The Rutgers Energy Institute is engaged in four principal areas of activity: education of undergraduate and graduate students; pioneering research; outreach to the community to share information and engage the public; and policy advice to government, business, and civic leaders who require current knowledge about energy use, alternatives, and innovations to guide decision-making and public planning.
Each of these four areas is critical to the overall mission of the institute: to foster both fundamental and applied scientific research and policy research to develop sustainable energy production compatible with economic growth and environmental vitality.
Wind Energy Class project takes top prize in Rutgers University's first LaunchR pitch competition
Three Rutgers students with ambitions of building a company around a new device for harvesting wind power won the top prize of $50,000 in a U.S. Department of Energy-sponsored business pitch competition.
The students – David Talarico, Ryan Annibali and Antoni Milewski – will now advance to a national competition in Colorado.
The winning technology is something Talarico, a doctoral mechanical engineering student, has been working on for six years. He originally came up with the idea for his senior project when he was an undergraduate.
2016 REI Energy Contest Winners
The Rutgers Energy Institute annually challenges Rutgers undergraduates to develop implementable plans for reducing energy consumption on campus. The three winning entries were awarded prizes at the 2016 REI Annual Symposium on May 4th
(Left to Right: Ian Montgomery, Ian Stewart, Timothy Lee, and Michaela Murr)
1st Place for $2,500: A Model-Based Approach to Optimizing Rutgers Transportation Efficiency
Timothy Lee and Michaela Murr
Lee Major: Chemistry
Murr Major: Mathematics Minor: Economics and Computer Science
Abstract: A model of the current bus transportation system was created and analyzed to propose a more efficient model system. This proposed model can decrease travel times between campus centers by 23.5-66.6% and increase the maximum number of students transported between campuses by 16.1% while using six fewer buses. Reallocating these projected savings to a bike-share program can encourage eco-friendly practices and offer alternative and convenient means of travel for Rutgers students. Over a ten-year period, we expect to save over $740,000 and prevent over 190,000 kilograms of greenhouse-gas emissions.

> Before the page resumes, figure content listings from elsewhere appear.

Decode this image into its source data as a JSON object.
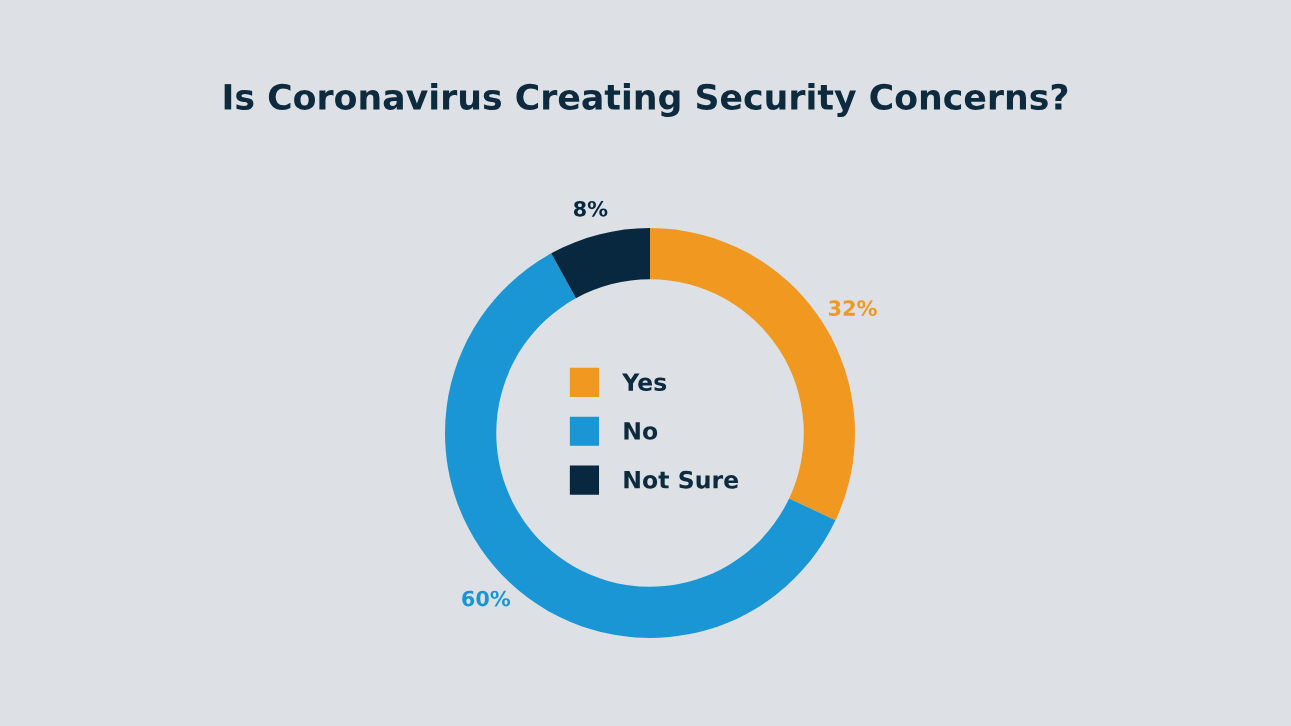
{
  "chart_data": {
    "type": "donut",
    "title": "Is Coronavirus Creating Security Concerns?",
    "categories": [
      "Yes",
      "No",
      "Not Sure"
    ],
    "values": [
      32,
      60,
      8
    ],
    "value_labels": [
      "32%",
      "60%",
      "8%"
    ],
    "colors": [
      "#f0981f",
      "#1b96d4",
      "#082840"
    ],
    "legend": "center"
  }
}
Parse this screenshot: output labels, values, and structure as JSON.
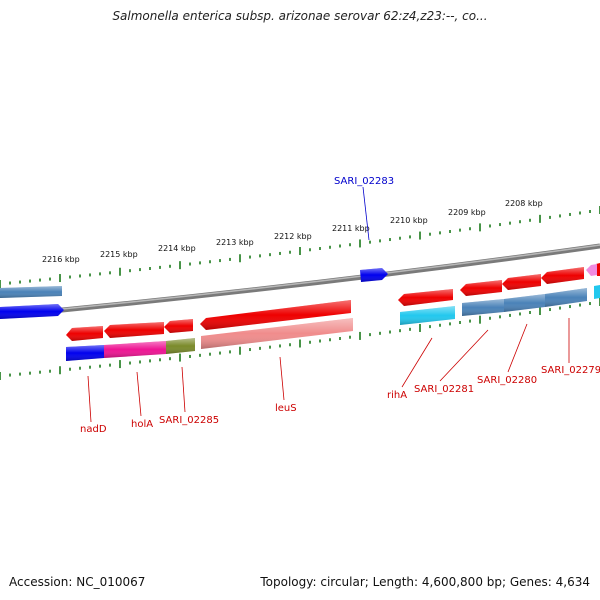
{
  "title": "Salmonella enterica subsp. arizonae serovar 62:z4,z23:--, co...",
  "footer": {
    "accession": "Accession: NC_010067",
    "summary": "Topology: circular; Length: 4,600,800 bp; Genes: 4,634"
  },
  "scale_ticks": [
    {
      "label": "2216 kbp"
    },
    {
      "label": "2215 kbp"
    },
    {
      "label": "2214 kbp"
    },
    {
      "label": "2213 kbp"
    },
    {
      "label": "2212 kbp"
    },
    {
      "label": "2211 kbp"
    },
    {
      "label": "2210 kbp"
    },
    {
      "label": "2209 kbp"
    },
    {
      "label": "2208 kbp"
    }
  ],
  "gene_labels": [
    {
      "text": "SARI_02283",
      "color": "#0000cc"
    },
    {
      "text": "nadD",
      "color": "#cc0000"
    },
    {
      "text": "holA",
      "color": "#cc0000"
    },
    {
      "text": "SARI_02285",
      "color": "#cc0000"
    },
    {
      "text": "leuS",
      "color": "#cc0000"
    },
    {
      "text": "rihA",
      "color": "#cc0000"
    },
    {
      "text": "SARI_02281",
      "color": "#cc0000"
    },
    {
      "text": "SARI_02280",
      "color": "#cc0000"
    },
    {
      "text": "SARI_02279",
      "color": "#cc0000"
    }
  ],
  "colors": {
    "backbone": "#8a8a8a",
    "tick": "#1a7a1a",
    "gene_red": "#ee0000",
    "gene_pink": "#f08c8c",
    "gene_blue": "#0000ee",
    "gene_steel": "#4a82b8",
    "gene_cyan": "#22c8ee",
    "gene_magenta": "#ee1493",
    "gene_olive": "#7a8a2a"
  }
}
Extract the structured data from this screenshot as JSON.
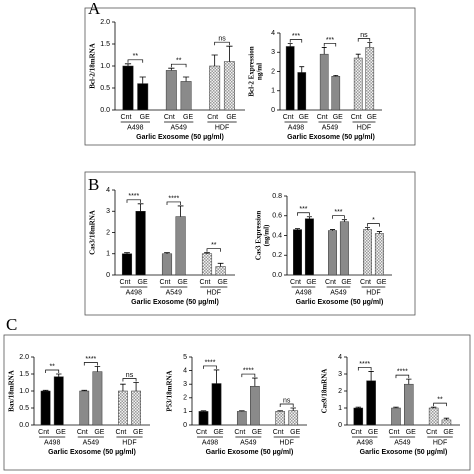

2nd Place for $1,500: Submetering Rutgers Housing and Nudging Positive Behavior
Major: Environmental Policy Institutions and Behavior Abstract: A coalition of student and faculty members will be formed to bring awareness to energy reduction methods. Competitions with rewards between residence halls, apartments, and campuses can bring additional motivation for energy reduction to people who do not currently pay for electricity. This requires data that is currently unknown but can be solved through an installation of more extensive submetering of buildings and analysis software and will provide a fast return on investment through cost savings.
3rd Place for $1,000: Integration of Solar Thermal Energy at Rutgers University
Major: Physics Minor: Biological Sciences & Mathematics Abstract: Installation of solar water heaters on the flat top roofs of residence halls on College Avenue and Cook-Douglass campuses represents an efficient means of lowering the university’s energy consumption from the grid and its effective carbon footprint. With an estimated total cost of $1,102,104 for hardware, permitting, inspection, and installation of these systems on nine dormitories and three laboratories at Rutgers, the systems could potential save $742,894 per year on hot water when displacing electrical water heaters or $62,160 per year when displacing natural gas. The total energy savings of the installed systems is estimated at 208,620 Therms or 6,108,000 kWh annually. This is equivalent to a reduction of approximately 1,106 metric tons of CO2 according to figures from the EPA . Furthermore, implementation of solar water heaters at Rutgers University could raise public awareness of solar thermal systems as efficient renewable energy sources both domestically and commercially.